Fakat unutulmamalıdır ki; Tebriz Sahend Volkanının kollarında bir oyuncak bir salıncak… Bir deprem kuşağı… Hatta Tebriz en güçlü depremlerin kucağı… Gülü seven dikenine katlanacaksa, sefasını süren, gerektiğinde cefasını da göze alacak. Acaba Şah bunları göze almış mıydı?
Çünkü Sahend Volkanın salıncağı, Tebriz’in nice depremlerden yerle bir olarak çıkıp yıkıntılarından yeniden yaratıldığını Şah biliyordu. Tebriz felaketin volkaniği, su baskını, yangını bir yana, Moğol ve Timur depremlerini de yaşamış, kimi zaman Osmanlı, kimi zaman Ruslar çullanmıştı üstüne. İşte Şah bunların hepsini de biliyordu; ama yine de Tebriz’i seviyordu.
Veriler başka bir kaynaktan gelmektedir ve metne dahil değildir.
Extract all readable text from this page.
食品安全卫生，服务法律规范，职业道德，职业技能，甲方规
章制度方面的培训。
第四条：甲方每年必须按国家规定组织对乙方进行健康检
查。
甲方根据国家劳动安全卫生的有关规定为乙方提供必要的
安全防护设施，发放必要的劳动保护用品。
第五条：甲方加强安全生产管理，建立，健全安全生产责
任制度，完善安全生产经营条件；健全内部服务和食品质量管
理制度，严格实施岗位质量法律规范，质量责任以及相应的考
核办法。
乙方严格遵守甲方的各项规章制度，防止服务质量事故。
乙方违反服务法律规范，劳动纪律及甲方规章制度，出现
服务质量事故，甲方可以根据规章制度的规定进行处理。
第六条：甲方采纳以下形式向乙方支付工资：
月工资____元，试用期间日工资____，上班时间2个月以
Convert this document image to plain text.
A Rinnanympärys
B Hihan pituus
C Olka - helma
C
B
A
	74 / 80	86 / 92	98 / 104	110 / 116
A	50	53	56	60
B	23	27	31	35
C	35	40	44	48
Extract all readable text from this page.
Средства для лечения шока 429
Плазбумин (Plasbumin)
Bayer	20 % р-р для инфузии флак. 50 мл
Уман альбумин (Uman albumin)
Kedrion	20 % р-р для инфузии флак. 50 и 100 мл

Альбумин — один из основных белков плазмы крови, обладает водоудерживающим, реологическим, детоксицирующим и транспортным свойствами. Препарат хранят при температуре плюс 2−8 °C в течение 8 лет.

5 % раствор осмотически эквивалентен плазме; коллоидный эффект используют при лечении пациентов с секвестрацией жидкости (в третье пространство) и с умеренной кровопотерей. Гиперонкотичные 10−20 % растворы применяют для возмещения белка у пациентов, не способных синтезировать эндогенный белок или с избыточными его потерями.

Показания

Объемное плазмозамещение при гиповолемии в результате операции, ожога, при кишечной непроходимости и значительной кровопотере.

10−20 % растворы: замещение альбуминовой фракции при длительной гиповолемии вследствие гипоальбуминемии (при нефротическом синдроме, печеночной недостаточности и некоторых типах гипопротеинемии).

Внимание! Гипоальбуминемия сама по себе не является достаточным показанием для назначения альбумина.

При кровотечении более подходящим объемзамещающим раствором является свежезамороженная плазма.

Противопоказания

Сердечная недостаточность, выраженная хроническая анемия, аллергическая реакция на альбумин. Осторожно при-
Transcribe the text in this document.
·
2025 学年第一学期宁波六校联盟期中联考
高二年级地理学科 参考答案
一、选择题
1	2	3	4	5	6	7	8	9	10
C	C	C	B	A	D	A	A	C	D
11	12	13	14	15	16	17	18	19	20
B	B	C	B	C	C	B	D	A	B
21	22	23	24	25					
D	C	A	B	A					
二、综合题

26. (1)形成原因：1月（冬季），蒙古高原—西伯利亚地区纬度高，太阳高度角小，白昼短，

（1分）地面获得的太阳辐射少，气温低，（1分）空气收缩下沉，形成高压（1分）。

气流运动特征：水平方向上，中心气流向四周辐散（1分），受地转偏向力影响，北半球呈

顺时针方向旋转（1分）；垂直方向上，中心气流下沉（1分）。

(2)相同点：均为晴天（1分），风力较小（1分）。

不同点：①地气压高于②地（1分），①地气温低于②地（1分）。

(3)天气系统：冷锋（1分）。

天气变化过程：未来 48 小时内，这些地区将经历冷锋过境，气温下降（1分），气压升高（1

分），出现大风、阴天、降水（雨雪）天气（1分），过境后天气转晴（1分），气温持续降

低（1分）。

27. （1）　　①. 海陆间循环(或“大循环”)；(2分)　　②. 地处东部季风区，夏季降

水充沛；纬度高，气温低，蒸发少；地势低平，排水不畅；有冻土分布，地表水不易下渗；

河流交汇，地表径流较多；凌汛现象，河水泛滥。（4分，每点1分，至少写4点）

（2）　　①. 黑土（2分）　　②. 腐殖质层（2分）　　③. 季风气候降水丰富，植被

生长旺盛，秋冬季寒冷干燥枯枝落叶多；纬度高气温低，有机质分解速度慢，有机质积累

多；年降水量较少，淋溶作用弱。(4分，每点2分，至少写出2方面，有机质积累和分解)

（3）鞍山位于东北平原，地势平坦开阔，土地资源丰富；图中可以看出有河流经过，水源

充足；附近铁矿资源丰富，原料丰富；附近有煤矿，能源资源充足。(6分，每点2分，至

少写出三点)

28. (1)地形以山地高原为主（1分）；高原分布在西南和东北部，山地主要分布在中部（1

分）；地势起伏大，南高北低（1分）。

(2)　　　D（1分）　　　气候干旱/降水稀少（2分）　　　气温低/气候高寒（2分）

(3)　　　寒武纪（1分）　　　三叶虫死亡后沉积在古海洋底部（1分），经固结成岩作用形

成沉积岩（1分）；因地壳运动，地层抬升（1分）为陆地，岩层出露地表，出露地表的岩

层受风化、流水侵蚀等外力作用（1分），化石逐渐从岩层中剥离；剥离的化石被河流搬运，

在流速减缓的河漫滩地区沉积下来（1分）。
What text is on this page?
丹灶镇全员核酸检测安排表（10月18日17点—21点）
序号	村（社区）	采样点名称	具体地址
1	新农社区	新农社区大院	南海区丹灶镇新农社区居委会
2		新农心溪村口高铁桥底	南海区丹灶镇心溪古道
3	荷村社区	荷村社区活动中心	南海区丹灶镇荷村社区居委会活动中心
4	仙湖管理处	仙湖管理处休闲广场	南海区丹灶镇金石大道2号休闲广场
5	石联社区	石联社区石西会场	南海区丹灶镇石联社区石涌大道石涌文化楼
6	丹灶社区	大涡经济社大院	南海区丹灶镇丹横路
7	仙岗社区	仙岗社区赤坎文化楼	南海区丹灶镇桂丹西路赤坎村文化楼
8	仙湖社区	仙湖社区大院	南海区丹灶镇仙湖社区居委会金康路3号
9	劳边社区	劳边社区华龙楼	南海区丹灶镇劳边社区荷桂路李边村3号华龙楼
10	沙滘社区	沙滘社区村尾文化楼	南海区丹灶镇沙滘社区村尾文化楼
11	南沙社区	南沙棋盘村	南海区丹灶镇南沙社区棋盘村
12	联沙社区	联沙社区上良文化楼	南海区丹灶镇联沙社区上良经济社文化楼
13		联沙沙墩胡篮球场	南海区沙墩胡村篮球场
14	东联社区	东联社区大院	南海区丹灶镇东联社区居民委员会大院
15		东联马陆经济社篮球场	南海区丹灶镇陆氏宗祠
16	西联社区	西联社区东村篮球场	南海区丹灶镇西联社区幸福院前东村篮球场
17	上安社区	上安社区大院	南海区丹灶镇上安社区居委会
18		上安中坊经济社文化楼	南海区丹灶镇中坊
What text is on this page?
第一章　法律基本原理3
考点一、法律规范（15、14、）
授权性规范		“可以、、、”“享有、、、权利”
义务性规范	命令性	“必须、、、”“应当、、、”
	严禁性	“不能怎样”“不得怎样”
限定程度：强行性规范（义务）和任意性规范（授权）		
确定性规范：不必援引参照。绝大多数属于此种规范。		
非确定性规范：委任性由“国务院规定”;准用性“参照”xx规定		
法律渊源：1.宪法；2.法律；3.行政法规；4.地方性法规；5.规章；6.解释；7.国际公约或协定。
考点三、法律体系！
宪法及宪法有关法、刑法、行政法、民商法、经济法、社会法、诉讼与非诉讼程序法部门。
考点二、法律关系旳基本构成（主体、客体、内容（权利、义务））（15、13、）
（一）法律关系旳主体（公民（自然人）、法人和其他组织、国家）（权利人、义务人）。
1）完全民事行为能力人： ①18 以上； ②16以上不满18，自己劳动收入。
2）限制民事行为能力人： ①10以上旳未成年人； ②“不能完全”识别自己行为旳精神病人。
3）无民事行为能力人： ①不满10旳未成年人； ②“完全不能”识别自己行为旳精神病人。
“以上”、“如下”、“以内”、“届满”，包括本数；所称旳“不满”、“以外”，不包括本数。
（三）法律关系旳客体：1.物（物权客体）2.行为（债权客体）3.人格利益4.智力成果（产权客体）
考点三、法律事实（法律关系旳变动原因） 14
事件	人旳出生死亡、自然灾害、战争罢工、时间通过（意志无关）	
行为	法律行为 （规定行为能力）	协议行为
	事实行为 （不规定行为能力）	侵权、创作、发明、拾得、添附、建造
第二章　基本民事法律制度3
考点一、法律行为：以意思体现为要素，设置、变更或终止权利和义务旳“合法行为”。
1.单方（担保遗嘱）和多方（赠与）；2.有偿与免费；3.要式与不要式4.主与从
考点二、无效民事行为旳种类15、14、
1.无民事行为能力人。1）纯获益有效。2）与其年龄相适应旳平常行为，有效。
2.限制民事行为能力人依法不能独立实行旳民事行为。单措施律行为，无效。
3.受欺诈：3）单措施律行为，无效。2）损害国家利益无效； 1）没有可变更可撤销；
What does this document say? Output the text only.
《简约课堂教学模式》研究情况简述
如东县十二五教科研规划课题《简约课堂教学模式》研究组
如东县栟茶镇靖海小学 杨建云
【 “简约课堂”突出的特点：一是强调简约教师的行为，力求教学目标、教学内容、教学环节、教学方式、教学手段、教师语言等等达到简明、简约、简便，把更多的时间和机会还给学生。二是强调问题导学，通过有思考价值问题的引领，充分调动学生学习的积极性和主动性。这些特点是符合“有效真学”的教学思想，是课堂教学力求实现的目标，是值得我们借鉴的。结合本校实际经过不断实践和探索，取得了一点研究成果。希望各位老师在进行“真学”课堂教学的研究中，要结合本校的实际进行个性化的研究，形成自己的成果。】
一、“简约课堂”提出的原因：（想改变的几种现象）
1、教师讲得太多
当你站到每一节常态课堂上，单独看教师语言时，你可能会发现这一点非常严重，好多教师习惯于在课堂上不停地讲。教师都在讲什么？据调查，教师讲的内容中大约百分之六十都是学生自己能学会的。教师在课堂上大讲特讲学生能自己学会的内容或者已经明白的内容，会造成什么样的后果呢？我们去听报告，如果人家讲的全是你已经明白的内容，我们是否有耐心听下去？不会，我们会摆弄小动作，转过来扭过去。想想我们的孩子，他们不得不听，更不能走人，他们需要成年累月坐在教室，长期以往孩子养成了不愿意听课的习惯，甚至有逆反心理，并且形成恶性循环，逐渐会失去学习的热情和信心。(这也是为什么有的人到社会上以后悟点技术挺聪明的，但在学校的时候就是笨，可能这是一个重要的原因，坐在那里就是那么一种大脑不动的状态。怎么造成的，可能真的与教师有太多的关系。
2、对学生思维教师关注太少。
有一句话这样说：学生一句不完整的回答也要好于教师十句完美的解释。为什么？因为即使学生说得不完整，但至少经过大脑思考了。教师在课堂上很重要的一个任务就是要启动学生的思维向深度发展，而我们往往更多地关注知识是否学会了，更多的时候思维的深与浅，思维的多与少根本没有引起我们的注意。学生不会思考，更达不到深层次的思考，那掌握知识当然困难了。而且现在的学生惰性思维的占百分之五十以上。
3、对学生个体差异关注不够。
Fakat Şah İsmail, bu depremden sonra, artık Tebriz’e dönemedi. Yönetimi veliahtlara bırakıp bir sufi dervişi gibi oradan oraya sürüklendi. Gittiği yerleri, dünyayı ve insanları izledi, sazıyla sözüyle bunları dile getirdi. Ona göre çözüm ehlibeyt yolu ve ehlibeyt sevgisiydi. Katı kalıplar ve dogmalaşmış kurallar, binlerce yıldır bozkırlarda özgürce at koşturmuş Türkmen’e göre değildi.
YORUMLAR
Henüz yorum yapılmamış.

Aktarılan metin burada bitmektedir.